STARTERS

· Duck Liver Parfait
· Tian of Cape Crayfish, Winelands Chevin and Tomato with Watercress Crème Fraiche

Duck Liver Parfait

Ingredients:
4 finely chopped onions
1 clove garlic – finely chopped
4 tots brandy
500g Duck livers livers
200g salted butter

Method:
Sauté onions and garlic. Add livers and sauté until light brown in colour. Remove from stove and flambé with brandy. Remove and turn into a strainer. Repeat until all the livers are done.

Blend the cooked livers until fine. Pass through a fine sieve.

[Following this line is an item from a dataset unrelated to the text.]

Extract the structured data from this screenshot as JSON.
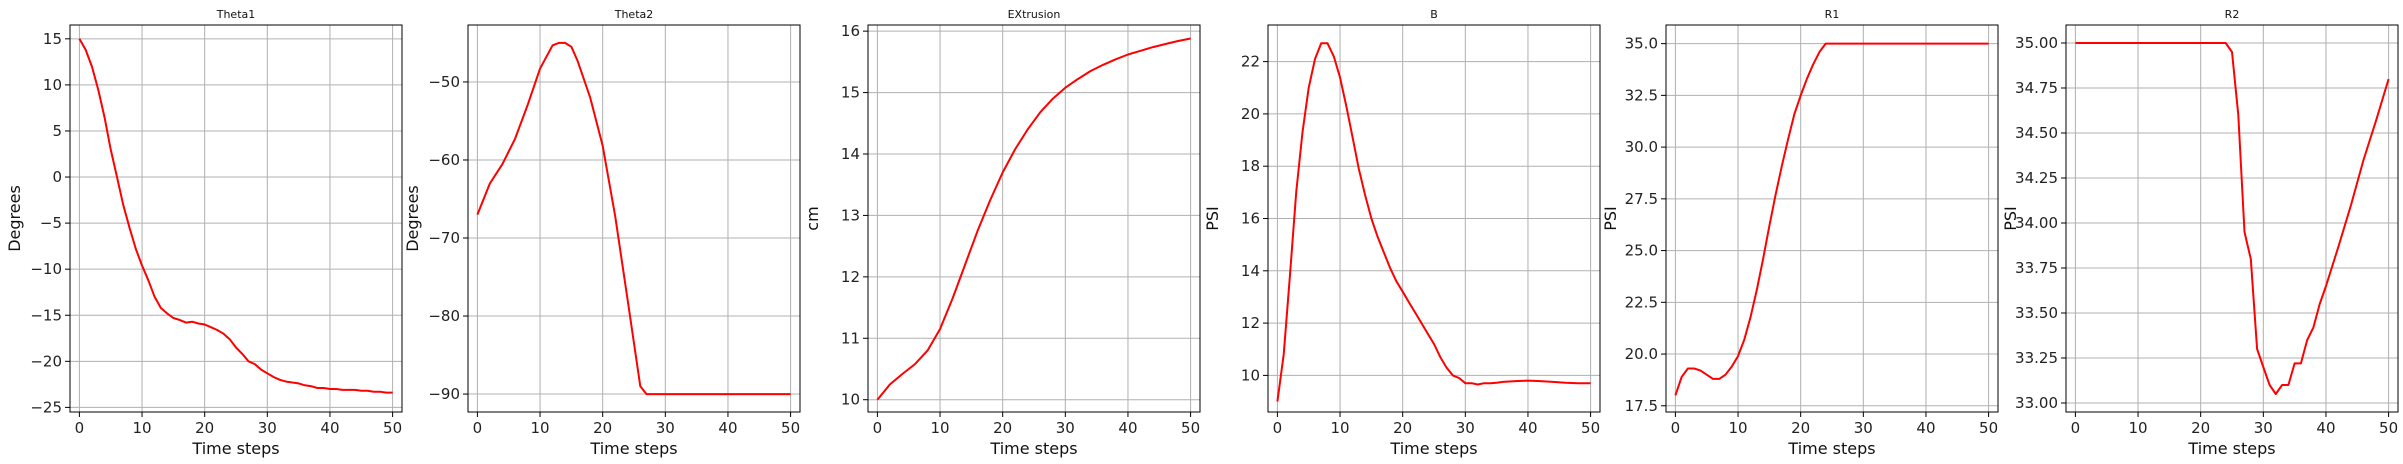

With a hand blender, slowly blend 2 blocks of butter into the livers until light in colour and creamy in texture. Season mould and refrigerate. Serve with Red currant jelly or beetroot marmalade and a glass of Ratafia.

 

Tian of Cape Crayfish, Winelands Chevin and Tomatoe with Watercress Creme Fraiche

Ingredients:
4 crayfish tails (poached in salted water with lemon)
250grm soft chevin cheese
4 tomatoes (peeled, seeded and diced)
20grm tomato paste
20 grm garlic
20grm ginger
80ml cream
40grm coriander
50grm chives
30grm baby lettuce leaves
20ml olive oil

Method:
Mix the chevin with the cream until smooth and add the herbs.Sweat the garlic and ginger in a little olive oil and add to the mix.
Pan fry the chopped tomatoes and add the coriander and tomato paste. Allow to cool.
Peel and slice the crayfish into medallions and arrange at the bottom of the mould.
Alternate layers of crayfish, cheese and tomato until the mould is full.
Allow to set in the fridge.
Sauce the plate first, take the tian out and top with baby leaves tossed in olive oil.

For the sauce:
50ml white wine
200ml fish stock
100ml cream
4 bunches watercress
2 apples, chopped
30grm garlic, chopped
1 onion, chopped

Sweat the onion, garlic and apple. Add the white wine, cream and fish stock and reduce by half.
Allow the sauce to cool and place in the blender. Add the watercress. Pass through a sieve and season to taste.